きっとばれないさ、こんなに真っ暗だもの。
真夏の夜、そう言う君は光る月も星も背負っていない。
君の向こうには、目を凝らせば辛うじてあるといえるような、頼りない屑のような星々が散らばった暗闇と、それとの境界がみえない、静かに広がるインクのような海だけがあった。
街灯が、背後からじーーーーーっと、寿命が近い蝉のような音を放つ。安っぽい白い光が君の姿を不自然に照らした。
はやくいこう、もういくからね
何も言わない私を置いて、君は夜の海へ消えていく。
追いかけようとして、昼間は熱かった砂に足を出す。
いくら足を出しても全く海に近づけない。ぬるい砂漠に足をすくわれて、
深く息を吸い込んで、目をひらいた。
湿気を吸い込んだ髪に汗まみれの体は、昨晩自分がシャワーを浴びてしっかり髪を乾かして寝たのか疑ってしまうほどの不快さだった。
何度か寝返りを打ってこちらが現実であることをじんわりと飲み込む。
目を刺すほど眩しい白光の下が似合う君が、あんな風になる訳が無い。なぜ夢だと気づかなかったのか。

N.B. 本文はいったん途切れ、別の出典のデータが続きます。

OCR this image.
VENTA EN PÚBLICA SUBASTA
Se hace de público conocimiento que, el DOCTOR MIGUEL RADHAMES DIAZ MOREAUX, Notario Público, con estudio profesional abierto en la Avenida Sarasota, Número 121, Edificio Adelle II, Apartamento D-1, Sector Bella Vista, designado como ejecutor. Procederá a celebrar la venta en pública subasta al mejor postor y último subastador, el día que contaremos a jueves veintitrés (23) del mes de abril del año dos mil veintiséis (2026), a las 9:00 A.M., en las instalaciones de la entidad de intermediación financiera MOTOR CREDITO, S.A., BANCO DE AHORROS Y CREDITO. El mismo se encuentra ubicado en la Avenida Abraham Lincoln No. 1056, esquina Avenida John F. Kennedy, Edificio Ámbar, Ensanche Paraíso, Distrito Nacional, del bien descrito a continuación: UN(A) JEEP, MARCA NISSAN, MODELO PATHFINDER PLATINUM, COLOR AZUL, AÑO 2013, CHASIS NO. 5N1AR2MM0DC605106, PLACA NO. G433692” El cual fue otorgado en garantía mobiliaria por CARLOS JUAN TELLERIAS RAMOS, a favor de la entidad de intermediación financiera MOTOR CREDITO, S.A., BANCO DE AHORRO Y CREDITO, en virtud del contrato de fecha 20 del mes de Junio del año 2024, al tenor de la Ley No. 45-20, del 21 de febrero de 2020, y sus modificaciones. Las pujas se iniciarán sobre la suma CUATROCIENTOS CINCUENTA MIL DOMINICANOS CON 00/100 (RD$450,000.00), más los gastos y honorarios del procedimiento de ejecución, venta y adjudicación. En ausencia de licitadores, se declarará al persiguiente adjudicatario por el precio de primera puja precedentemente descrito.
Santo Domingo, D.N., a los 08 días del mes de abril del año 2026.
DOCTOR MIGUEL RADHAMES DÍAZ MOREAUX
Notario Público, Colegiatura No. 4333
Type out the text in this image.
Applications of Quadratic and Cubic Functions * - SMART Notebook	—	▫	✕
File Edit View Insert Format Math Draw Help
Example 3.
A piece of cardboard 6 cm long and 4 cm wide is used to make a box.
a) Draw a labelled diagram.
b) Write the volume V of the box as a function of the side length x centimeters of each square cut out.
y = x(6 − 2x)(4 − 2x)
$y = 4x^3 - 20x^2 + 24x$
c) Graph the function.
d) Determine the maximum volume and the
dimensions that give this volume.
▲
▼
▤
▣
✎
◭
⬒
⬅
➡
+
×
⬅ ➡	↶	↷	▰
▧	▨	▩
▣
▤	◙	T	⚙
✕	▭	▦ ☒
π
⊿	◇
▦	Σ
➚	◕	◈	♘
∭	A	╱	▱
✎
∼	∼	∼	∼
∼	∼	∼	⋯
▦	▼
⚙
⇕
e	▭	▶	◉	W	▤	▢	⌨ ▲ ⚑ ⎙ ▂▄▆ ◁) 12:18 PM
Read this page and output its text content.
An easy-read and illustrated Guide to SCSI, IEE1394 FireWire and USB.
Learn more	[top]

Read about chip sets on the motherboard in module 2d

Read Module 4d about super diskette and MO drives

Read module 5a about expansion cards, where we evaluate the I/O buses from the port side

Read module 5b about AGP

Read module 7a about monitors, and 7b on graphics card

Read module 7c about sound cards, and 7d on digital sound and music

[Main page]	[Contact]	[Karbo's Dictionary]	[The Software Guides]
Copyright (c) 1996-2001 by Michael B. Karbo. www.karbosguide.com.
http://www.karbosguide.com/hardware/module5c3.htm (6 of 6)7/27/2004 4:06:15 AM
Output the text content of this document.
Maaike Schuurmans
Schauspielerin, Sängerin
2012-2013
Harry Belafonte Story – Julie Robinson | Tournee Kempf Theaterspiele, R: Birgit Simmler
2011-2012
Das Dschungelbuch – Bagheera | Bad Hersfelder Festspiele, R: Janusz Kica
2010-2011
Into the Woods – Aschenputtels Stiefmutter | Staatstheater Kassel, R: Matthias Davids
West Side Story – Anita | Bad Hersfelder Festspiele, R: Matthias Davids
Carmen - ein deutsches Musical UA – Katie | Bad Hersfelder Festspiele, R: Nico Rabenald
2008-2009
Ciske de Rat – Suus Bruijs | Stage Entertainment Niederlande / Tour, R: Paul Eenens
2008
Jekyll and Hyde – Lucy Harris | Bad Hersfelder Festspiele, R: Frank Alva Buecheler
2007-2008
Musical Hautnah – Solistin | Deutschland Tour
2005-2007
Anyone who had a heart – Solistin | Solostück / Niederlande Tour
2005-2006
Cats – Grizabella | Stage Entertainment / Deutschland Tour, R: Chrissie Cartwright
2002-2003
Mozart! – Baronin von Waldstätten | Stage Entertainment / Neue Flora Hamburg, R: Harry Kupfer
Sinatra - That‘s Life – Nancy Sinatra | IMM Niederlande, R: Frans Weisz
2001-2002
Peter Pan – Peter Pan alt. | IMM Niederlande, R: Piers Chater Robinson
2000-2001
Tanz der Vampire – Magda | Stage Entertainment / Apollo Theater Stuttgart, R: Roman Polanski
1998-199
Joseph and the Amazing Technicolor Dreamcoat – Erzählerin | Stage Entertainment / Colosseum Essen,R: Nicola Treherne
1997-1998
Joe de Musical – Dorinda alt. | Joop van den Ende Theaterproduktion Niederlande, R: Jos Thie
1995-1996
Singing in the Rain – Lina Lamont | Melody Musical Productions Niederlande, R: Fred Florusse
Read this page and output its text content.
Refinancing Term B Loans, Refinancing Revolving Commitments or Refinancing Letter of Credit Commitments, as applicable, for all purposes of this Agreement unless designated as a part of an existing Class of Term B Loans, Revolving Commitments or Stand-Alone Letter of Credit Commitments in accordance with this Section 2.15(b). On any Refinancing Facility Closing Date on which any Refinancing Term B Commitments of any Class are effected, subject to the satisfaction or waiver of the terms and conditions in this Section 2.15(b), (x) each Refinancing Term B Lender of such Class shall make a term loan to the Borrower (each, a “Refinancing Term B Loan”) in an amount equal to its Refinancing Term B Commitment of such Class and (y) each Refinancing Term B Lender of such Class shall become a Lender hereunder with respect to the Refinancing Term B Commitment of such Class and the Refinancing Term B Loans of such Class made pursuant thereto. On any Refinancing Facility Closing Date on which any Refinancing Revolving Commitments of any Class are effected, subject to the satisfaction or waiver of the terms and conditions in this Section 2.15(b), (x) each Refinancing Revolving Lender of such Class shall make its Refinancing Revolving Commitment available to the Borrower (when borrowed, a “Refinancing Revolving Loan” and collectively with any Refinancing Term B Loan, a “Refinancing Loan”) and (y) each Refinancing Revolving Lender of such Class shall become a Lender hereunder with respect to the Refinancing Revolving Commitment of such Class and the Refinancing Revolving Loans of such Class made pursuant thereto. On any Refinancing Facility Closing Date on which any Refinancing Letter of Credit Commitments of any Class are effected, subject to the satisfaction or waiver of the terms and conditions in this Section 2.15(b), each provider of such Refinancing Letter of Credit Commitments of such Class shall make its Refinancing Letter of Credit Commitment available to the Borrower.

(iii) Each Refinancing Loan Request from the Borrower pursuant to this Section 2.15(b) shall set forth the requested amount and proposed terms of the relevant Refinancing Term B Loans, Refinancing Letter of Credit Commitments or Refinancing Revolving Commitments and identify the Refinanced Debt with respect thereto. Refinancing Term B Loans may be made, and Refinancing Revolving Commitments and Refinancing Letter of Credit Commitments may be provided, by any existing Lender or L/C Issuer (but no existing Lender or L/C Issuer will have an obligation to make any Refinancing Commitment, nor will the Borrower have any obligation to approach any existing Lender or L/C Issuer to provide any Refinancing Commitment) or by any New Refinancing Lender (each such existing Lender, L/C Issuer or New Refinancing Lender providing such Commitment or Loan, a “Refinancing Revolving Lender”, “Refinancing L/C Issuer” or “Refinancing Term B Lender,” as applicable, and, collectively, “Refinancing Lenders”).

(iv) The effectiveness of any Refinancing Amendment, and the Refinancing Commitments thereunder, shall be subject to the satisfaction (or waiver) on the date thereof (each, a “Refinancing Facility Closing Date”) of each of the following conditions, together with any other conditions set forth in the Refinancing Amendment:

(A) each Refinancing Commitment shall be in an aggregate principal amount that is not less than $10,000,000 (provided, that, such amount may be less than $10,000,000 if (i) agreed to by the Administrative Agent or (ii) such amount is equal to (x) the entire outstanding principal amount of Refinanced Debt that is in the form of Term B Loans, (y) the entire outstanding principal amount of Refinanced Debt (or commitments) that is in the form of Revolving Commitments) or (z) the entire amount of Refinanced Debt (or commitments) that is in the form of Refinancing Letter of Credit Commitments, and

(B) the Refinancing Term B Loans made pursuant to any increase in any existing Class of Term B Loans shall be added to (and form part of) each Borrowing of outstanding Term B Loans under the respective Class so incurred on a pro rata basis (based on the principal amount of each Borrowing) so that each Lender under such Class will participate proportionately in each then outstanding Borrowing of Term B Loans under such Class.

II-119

ふくらはぎに痒みを覚え、この暑さでも蚊が生きていることに苛立つ。今年はまだ刺されていなかったのに。
痒みを紛らわすために起き上がってふくらはぎを叩く。
めいっぱい鳴く蝉の声で、珍しく窓をあけて寝ていたことに気づく。
弱々しい潮風を感じていると、君から「今夜海に行かないか」と連絡がきて、思わずぎょっとして返信できずに固まっていると「花火の許可もらってきた!」と続いて連絡がくる。
また思わず力が抜けて、私は笑みを零しながらそのまま君に電話をかけた。